Summary
holding that sexual harassment, like sexual abuse, cannot be considered accidental "occurrence"
Summary of this case from Napoli, Kaiser & Bern, LLP v. Westport InsuranceOpinion
November 19, 1993
Appeal from the Supreme Court, Onondaga County, Nicholson, J.
Present — Pine, J.P., Lawton, Fallon, Doerr and Davis, JJ.
Judgment unanimously reversed on the law without costs and judgment granted in accordance with the following Memorandum: Plaintiff Board of Education of the East Syracuse-Minoa Central School District (School District) commenced this declaratory judgment action against its insurer Continental Insurance Company (Continental) claiming that Continental had a duty to defend it in a sexual harassment and retaliatory discharge action pending in District Court. In the Federal action, plaintiff Michele A. Locastro alleged that the principal of the elementary school where she taught sexually harassed her from approximately October 1989 through January 1990. She asserted causes of action against the School District based on its failing to prohibit sexual harassment, placing retaliatory letters in her personnel file, creating an offensive work environment and wrongfully terminating her employment. The School District demanded that Continental defend it in the Federal action. Continental refused and the School District commenced this declaratory judgment action.
The School District moved for summary judgment against Continental on the ground that Continental failed to comply with the terms of the party's policy of insurance. Continental cross-moved for summary judgment on several grounds, including that the allegations against the School District were outside the scope of its policy of insurance. Supreme Court granted the School District's motion for summary judgment and denied Continental's cross motion for summary judgment. We reverse.
The allegations against the School District in the Federal action do not constitute an "occurrence" within the meaning of its general liability policy. An "occurrence" is defined in the policy as an "accident, including continuous or repeated exposure to substantially the same general harmful conditions". There is nothing accidental about the charges contained in the complaint (see, Spinosa v Hartford Fire Ins. Co., 90 A.D.2d 574, 575; see also, Ford Nursing Home Co. v Fireman's Ins. Co., 86 A.D.2d 736, affd 57 N.Y.2d 656). Sexual harassment, like sexual abuse and child abuse, is intentional in nature (see, Allstate Ins. Co. v Mugavero, 79 N.Y.2d 153; Doe v Allstate Ins. Co., 187 A.D.2d 181, 185, lv denied 82 N.Y.2d 652). While the complaint contains allegations that "the District knew or should have known of the complained of conduct" and "failed to stop or prevent such conduct," those allegations do not change the gravamen of the complaint from one alleging intentional acts and violations of Federal and State statutes to one involving negligent conduct (see, e.g., New York Cas. Ins. Co. v Ward, 139 A.D.2d 922).

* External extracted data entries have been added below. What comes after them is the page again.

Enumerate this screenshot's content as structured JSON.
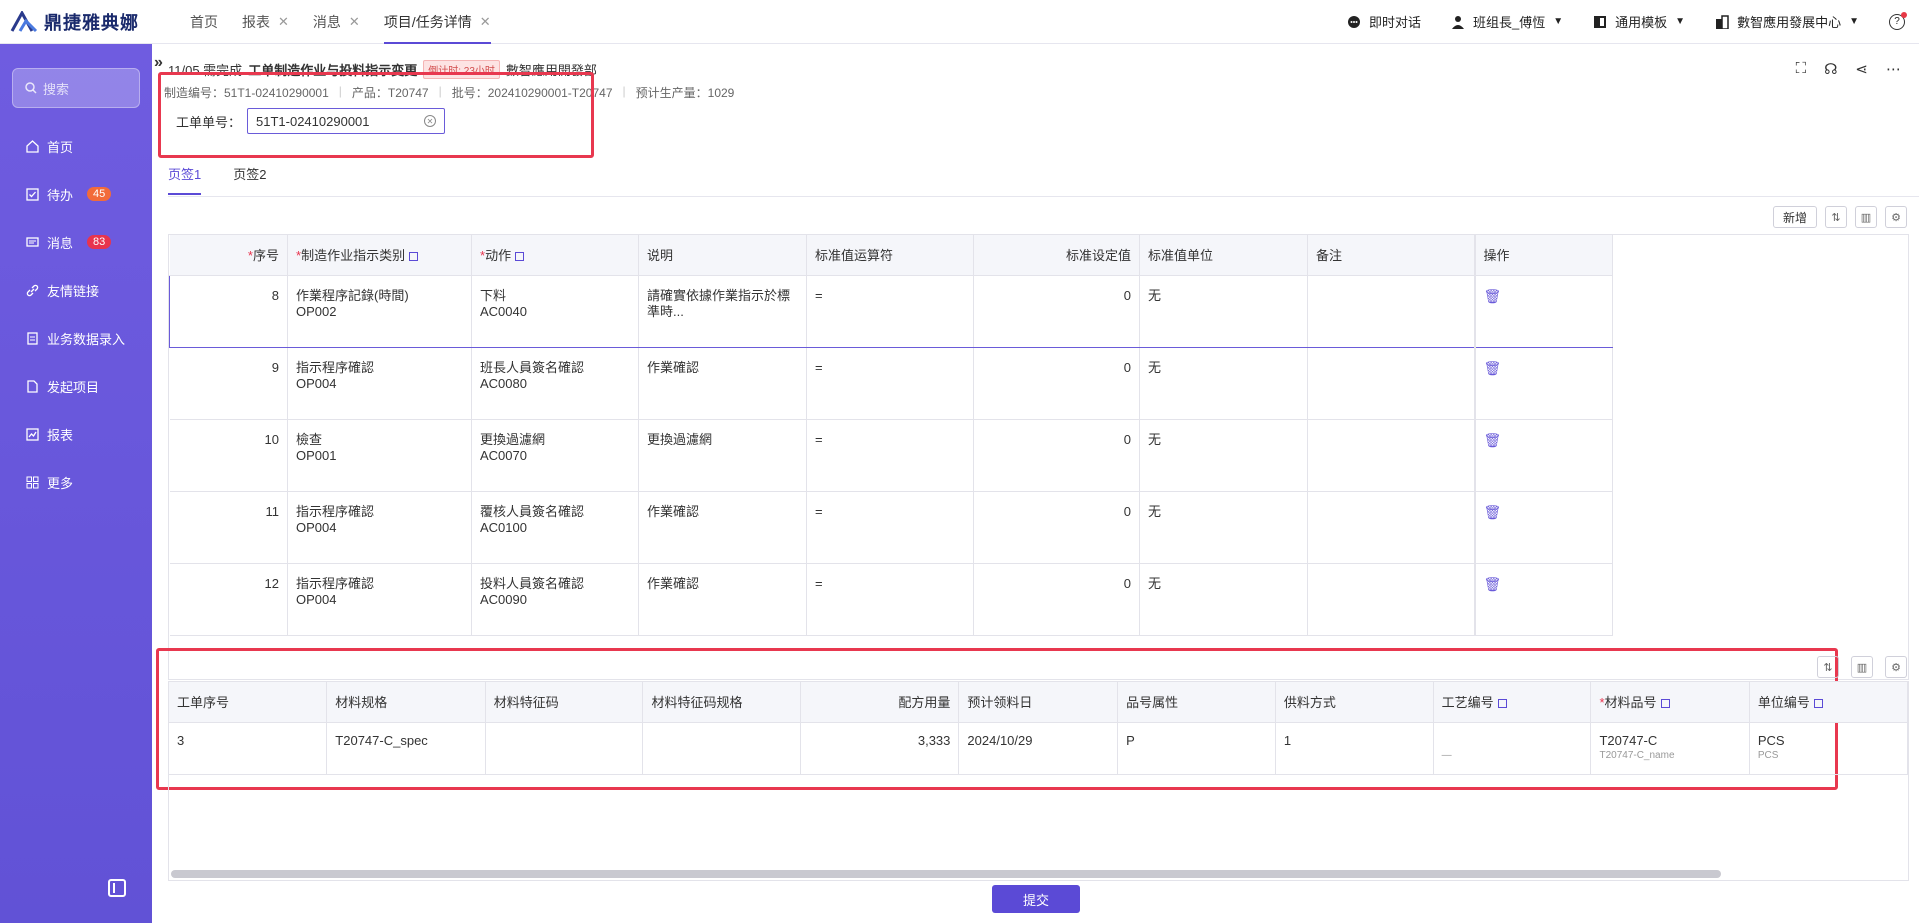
{
  "app": {
    "logo_text": "鼎捷雅典娜"
  },
  "top_tabs": [
    {
      "label": "首页",
      "closable": false
    },
    {
      "label": "报表",
      "closable": true
    },
    {
      "label": "消息",
      "closable": true
    },
    {
      "label": "项目/任务详情",
      "closable": true,
      "active": true
    }
  ],
  "top_right": {
    "chat": "即时对话",
    "user": "班组長_傅恆",
    "template": "通用模板",
    "org": "數智應用發展中心"
  },
  "sidebar": {
    "search_placeholder": "搜索",
    "items": [
      {
        "label": "首页",
        "icon": "home-icon"
      },
      {
        "label": "待办",
        "icon": "todo-icon",
        "badge": "45"
      },
      {
        "label": "消息",
        "icon": "message-icon",
        "badge": "83"
      },
      {
        "label": "友情链接",
        "icon": "link-icon"
      },
      {
        "label": "业务数据录入",
        "icon": "data-entry-icon"
      },
      {
        "label": "发起项目",
        "icon": "project-icon"
      },
      {
        "label": "报表",
        "icon": "report-icon"
      },
      {
        "label": "更多",
        "icon": "more-grid-icon"
      }
    ]
  },
  "task": {
    "date_prefix": "11/05 需完成",
    "title": "工单制造作业与投料指示变更",
    "timer": "倒计时: 23小时",
    "dept": "數智應用開發部",
    "meta": [
      "制造编号：51T1-02410290001",
      "产品：T20747",
      "批号：202410290001-T20747",
      "预计生产量：1029"
    ],
    "wo_label": "工单单号：",
    "wo_value": "51T1-02410290001"
  },
  "page_tabs": [
    "页签1",
    "页签2"
  ],
  "toolbar": {
    "new_label": "新增"
  },
  "table1": {
    "headers": [
      "序号",
      "制造作业指示类别",
      "动作",
      "说明",
      "标准值运算符",
      "标准设定值",
      "标准值单位",
      "备注",
      "操作"
    ],
    "rows": [
      {
        "seq": "8",
        "cat": "作業程序記錄(時間)",
        "cat_code": "OP002",
        "act": "下料",
        "act_code": "AC0040",
        "desc": "請確實依據作業指示於標準時...",
        "op": "=",
        "val": "0",
        "unit": "无",
        "note": ""
      },
      {
        "seq": "9",
        "cat": "指示程序確認",
        "cat_code": "OP004",
        "act": "班長人員簽名確認",
        "act_code": "AC0080",
        "desc": "作業確認",
        "op": "=",
        "val": "0",
        "unit": "无",
        "note": ""
      },
      {
        "seq": "10",
        "cat": "檢查",
        "cat_code": "OP001",
        "act": "更換過濾網",
        "act_code": "AC0070",
        "desc": "更換過濾網",
        "op": "=",
        "val": "0",
        "unit": "无",
        "note": ""
      },
      {
        "seq": "11",
        "cat": "指示程序確認",
        "cat_code": "OP004",
        "act": "覆核人員簽名確認",
        "act_code": "AC0100",
        "desc": "作業確認",
        "op": "=",
        "val": "0",
        "unit": "无",
        "note": ""
      },
      {
        "seq": "12",
        "cat": "指示程序確認",
        "cat_code": "OP004",
        "act": "投料人員簽名確認",
        "act_code": "AC0090",
        "desc": "作業確認",
        "op": "=",
        "val": "0",
        "unit": "无",
        "note": ""
      }
    ]
  },
  "table2": {
    "headers": [
      "工单序号",
      "材料规格",
      "材料特征码",
      "材料特征码规格",
      "配方用量",
      "预计领料日",
      "品号属性",
      "供料方式",
      "工艺编号",
      "材料品号",
      "单位编号"
    ],
    "rows": [
      {
        "seq": "3",
        "spec": "T20747-C_spec",
        "feat": "",
        "feat_spec": "",
        "qty": "3,333",
        "date": "2024/10/29",
        "attr": "P",
        "supply": "1",
        "proc": "",
        "proc_sub": "—",
        "item": "T20747-C",
        "item_sub": "T20747-C_name",
        "unit": "PCS",
        "unit_sub": "PCS"
      }
    ]
  },
  "submit_label": "提交"
}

Where, as here, it can be determined from the factual allegations that "no basis for recovery within the coverage of the policy is stated in the complaint, [a court] may sustain [the insurer's] refusal to defend" (Lionel Freedman, Inc. v Glens Falls Ins. Co., 27 N.Y.2d 364, 368; see, e.g., Contracting Plumbers' Coop. Restoration Corp. v Hartford Acc. Indem. Co., 59 A.D.2d 921, 922, affd 46 N.Y.2d 857).
We also conclude that coverage is barred under the policy exclusion that states:
"This insurance does not apply to * * *
"e. `Bodily injury' to:
"(1) An employee of the insured arising out of and in the course of employment by the insured". Plaintiff's Federal complaint alleged injuries arising out of and in the course of her employment with the insured. The fact that the principal committed some of the alleged acts of sexual harassment away from the school does not alter that result. His acts were alleged to have occurred during and arose out of the course of her employment.
In reaching that conclusion, we conclude that Brooklyn Law School v Aetna Cas. Sur. Co. ( 661 F. Supp. 445, affd 849 F.2d 788 [ED N Y 1988]), relied on by Continental, is more closely analogous to this case than International Paper Co. v Continental Cas. Co. ( 35 N.Y.2d 322), relied on by the School District.
Because there is no legal basis on which Continental can be held liable for coverage, there is no obligation to provide a defense (see, Spoor-Lasher Co. v Aetna Cas. Sur. Co., 39 N.Y.2d 875, 876; Doe v Allstate Ins. Co., supra). Accordingly, we declare that Continental has no duty to provide a defense to the School District in the Federal action. Consequently, we need not determine Continental's claim that the School District is barred from coverage by its failure to give timely notice. Were we to reach that issue, however, we would agree with Supreme Court that there are questions of fact that preclude the granting of summary judgment.